Reading the latest details about how H-P’s hired gumshoes closely followed a WSJ reporter gave me the shivers. Folks, feel free to sift through my trash anytime – trust me, there’s nothing in there too interesting save maybe some old boxers (my wife is now applying a one-year rule).
Another member asked me recently: “On the issue of director confidentiality, because of some of the “defects” with regard to common law duties of confidentiality, we ask directors to sign a confidentiality agreement. We’ve purposely made it as benign as possible, under the theory that it supplements, rather than supplants, common law director duties and it is too difficult to negotiate with prospective directors over the terms of their confidentiality agreements. So far, we’ve had no issues with directors signing it. We’ve wondered about the types of things that would cause concern and the only context we could come up with is in the case of some sort of investigation—would a director be compelled by the terms of the agreement to not disclose something to a regulator?”
This question will be posed to the panel during our upcoming webcast, “The Art of Boardroom Etiquette and Confidentiality.” During a recent prep call I held with the panel, most agreed that entering into confidentiality agreements with directors is a bad idea – because directors already are bound by their fiduciary duties and thus there is no reason to bind them with contractual obligations. On the other hand, the use of agreements can be useful to remind directors that their obligations to the company are very real. This issue will be discussed during the webcast, but I’d be interested to hear your own thoughts on this practice.
A Record-Breaking IPO
Did you catch the numbers for Friday’s record-breaking IPO of Industrial & Commercial Bank of China? Not only did the IPO raise $21.9 billion, the total volume of orders was $430 billion! $350 billion of demand from global investors and $80 billion within China. Mind-boggling! And according to this WSJ article, demand for Chinese IPOs has been stimulated all year; last month, China Merchants Bank had $100 billion of demand for its $2.4 billion IPO.

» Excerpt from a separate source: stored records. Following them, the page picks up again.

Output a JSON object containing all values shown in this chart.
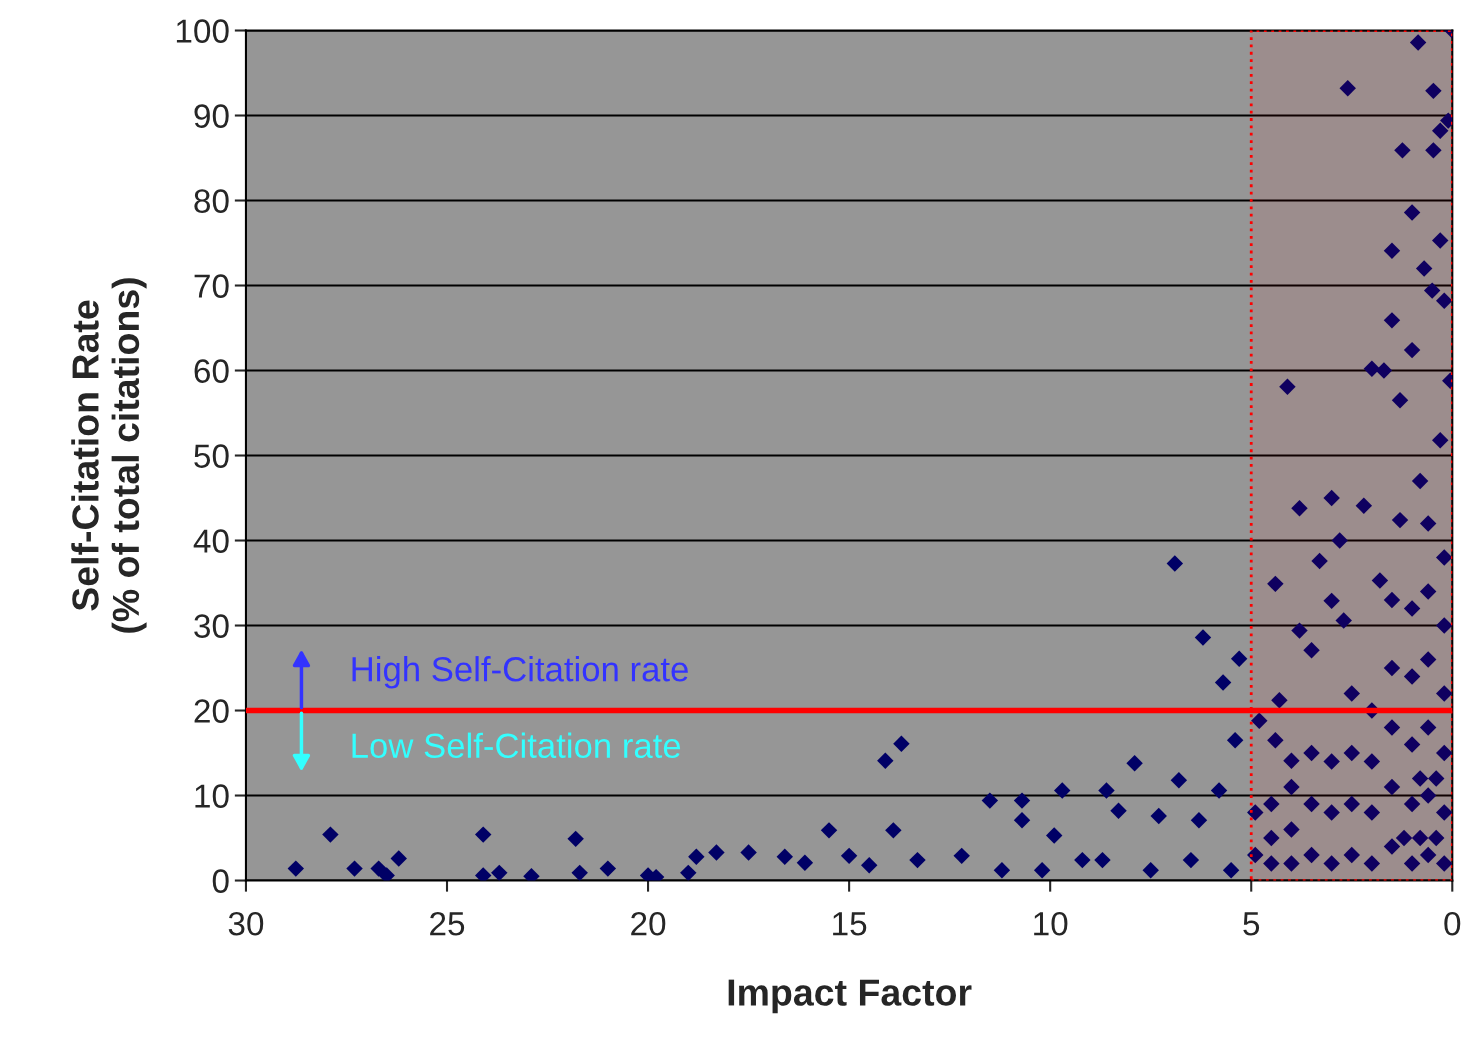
{
  "chart_data": {
    "type": "scatter",
    "xlabel": "Impact Factor",
    "ylabel": "Self-Citation Rate\n(% of total citations)",
    "xlim": [
      30,
      0
    ],
    "xticks": [
      30,
      25,
      20,
      15,
      10,
      5,
      0
    ],
    "ylim": [
      0,
      100
    ],
    "yticks": [
      0,
      10,
      20,
      30,
      40,
      50,
      60,
      70,
      80,
      90,
      100
    ],
    "grid": "y",
    "marker": "diamond",
    "legend": false,
    "ref_lines": [
      {
        "axis": "y",
        "value": 20,
        "color": "#ff0000",
        "line_style": "solid"
      }
    ],
    "bands": [
      {
        "axis": "x",
        "from": 5,
        "to": 0,
        "color": "#ff0000"
      }
    ],
    "annotations": [
      "High Self-Citation rate",
      "Low Self-Citation rate"
    ],
    "series": [
      {
        "color": "#000066",
        "x": [
          28.76,
          27.9,
          27.3,
          26.7,
          26.5,
          26.2,
          24.1,
          24.1,
          23.7,
          22.9,
          21.8,
          21.7,
          21.0,
          20.0,
          19.8,
          19.0,
          18.8,
          18.3,
          17.5,
          16.6,
          16.1,
          15.5,
          14.1,
          13.7,
          13.9,
          15.0,
          14.5,
          13.3,
          12.2,
          11.5,
          10.7,
          11.2,
          10.2,
          9.7,
          10.7,
          9.9,
          8.7,
          8.6,
          7.9,
          6.9,
          6.2,
          5.7,
          5.3,
          9.2,
          8.3,
          7.3,
          6.8,
          6.3,
          5.8,
          5.4,
          7.5,
          6.5,
          5.5,
          4.1,
          3.8,
          4.4,
          2.6,
          0.85,
          0.47,
          0,
          1.24,
          0.47,
          0.3,
          0.1,
          1.0,
          1.5,
          0.7,
          0.3,
          1.5,
          0.5,
          0.2,
          2.0,
          1.0,
          1.3,
          1.7,
          3.0,
          2.2,
          2.8,
          3.3,
          3.0,
          3.8,
          3.5,
          2.7,
          1.8,
          1.3,
          0.8,
          0.3,
          0.05,
          4.3,
          4.8,
          4.4,
          4.0,
          0.2,
          0.2,
          0.2,
          0.2,
          0.2,
          0.2,
          0.6,
          0.6,
          0.6,
          0.6,
          0.6,
          0.6,
          1.0,
          1.0,
          1.0,
          1.0,
          1.0,
          1.5,
          1.5,
          1.5,
          1.5,
          1.5,
          2.0,
          2.0,
          2.0,
          2.0,
          2.5,
          2.5,
          2.5,
          2.5,
          3.0,
          3.0,
          3.0,
          3.5,
          3.5,
          3.5,
          4.0,
          4.0,
          4.0,
          4.5,
          4.5,
          4.5,
          4.9,
          4.9,
          0.4,
          0.8,
          1.2,
          0.4,
          0.8
        ],
        "values": [
          1.4,
          5.4,
          1.4,
          1.4,
          0.6,
          2.6,
          5.4,
          0.6,
          0.9,
          0.5,
          4.9,
          0.9,
          1.4,
          0.6,
          0.4,
          0.9,
          2.8,
          3.3,
          3.3,
          2.8,
          2.1,
          5.9,
          14.1,
          16.1,
          5.9,
          2.9,
          1.8,
          2.4,
          2.9,
          9.4,
          9.4,
          1.2,
          1.2,
          10.6,
          7.1,
          5.3,
          2.4,
          10.6,
          13.8,
          37.3,
          28.6,
          23.3,
          26.1,
          2.4,
          8.2,
          7.6,
          11.8,
          7.1,
          10.6,
          16.5,
          1.2,
          2.4,
          1.2,
          58.1,
          43.8,
          34.9,
          93.2,
          98.6,
          92.9,
          100,
          85.9,
          85.9,
          88.2,
          89.4,
          78.6,
          74.1,
          72.0,
          75.3,
          65.9,
          69.4,
          68.2,
          60.2,
          62.4,
          56.5,
          60,
          45,
          44.1,
          40,
          37.6,
          32.9,
          29.4,
          27.1,
          30.6,
          35.3,
          42.4,
          47,
          51.8,
          58.8,
          21.2,
          18.8,
          16.5,
          14.1,
          2,
          8,
          15,
          22,
          30,
          38,
          3,
          10,
          18,
          26,
          34,
          42,
          2,
          9,
          16,
          24,
          32,
          4,
          11,
          18,
          25,
          33,
          2,
          8,
          14,
          20,
          3,
          9,
          15,
          22,
          2,
          8,
          14,
          3,
          9,
          15,
          2,
          6,
          11,
          2,
          5,
          9,
          3,
          8,
          5,
          5,
          5,
          12,
          12
        ]
      }
    ]
  }
}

With the ICBC deal under its belt, the Hong Kong Stock Exchange surpassed the London Stock Exchange for the highest aggregate volume of IPOs for 2007 so far (with the NYSE way back behind both). A global shift seems to have occurred…
First Shareholder Access Proposal Submitted for this Proxy Season
As Pat McGurn of ISS notes, investors are chanting “I want my MTV,” meaning majority threshold voting standards. He predicts that over 200 companies will receive shareholder proposals calling for majority vote standards to be adopted; over 150 were submitted this year and they garned average support levels of 47%. As noted below, and as will be discussed during our upcoming webcast: “Shareholder Access and By-Law Amendments: What to Expect Now” – the first proposals seeking shareholder access have been submitted (as well as the first letters to the SEC opposing access, see this Business Roundtable letter that I just posted in our “Shareholder Access” Practice Area).
From the ISS Corporate Governance Blog: “Four pension funds this week submitted a resolution that seeks to allow shareholder-nominated candidates to run for seats on Hewlett-Packard’s board of directors. This was the first proxy access proposal filed after a Sept. 5 federal court ruling that the Securities and Exchange Commission improperly allowed American International Group to omit a 2005 access resolution by the American Federation of State, County, and Municipal Employees Pension Plan (AFSCME).
The proposal at H-P was filed Sept. 25 by AFSCME, the New York State Common Retirement Fund, the Connecticut Retirement Plans and Trust Funds, and the North Carolina Retirement Systems. The resolution asks the company to change its bylaws to allow any shareholder group holding 3 percent of the shares outstanding for at least two years to nominate one or more directors. Collectively, the pension funds own more than 30 million H-P shares with a market value of $675.9 million, according to their press release.
“Proxy access is critical to insuring shareholder rights,” New York State Comptroller Alan G. Hevesi said in a press release. “While we wait for the SEC to rule on this topic regarding all corporations, we are moving forward on a case-by-case basis to establish what should be a basic right for all shareholders.”
H-P had no immediate comment on the shareholder proposal. The Palo Alto, California-based computer manufacturer has been embroiled in a controversy over a boardroom leak investigation authorized by former Chairman Patricia Dunn. Dunn resigned Sept. 22, two weeks after the company acknowledged that it hired a private investigator to obtain the phone records of directors and journalists. The SEC, federal prosecutors, and California Attorney General Bill Lockyer are investigating the company’s handling of the leak probe, while U.S. lawmakers are holding hearings on the matter.
“The H-P board is completely dysfunctional and has been for a long time, which is an example of why shareholders have fought so hard for proxy access,” Richard Ferlauto, AFSCME’s director of pension investment policy, told Governance Weekly. “We seek to nominate directors at H-P who will make the board do its job better through an election process that is not stacked against investor interests.”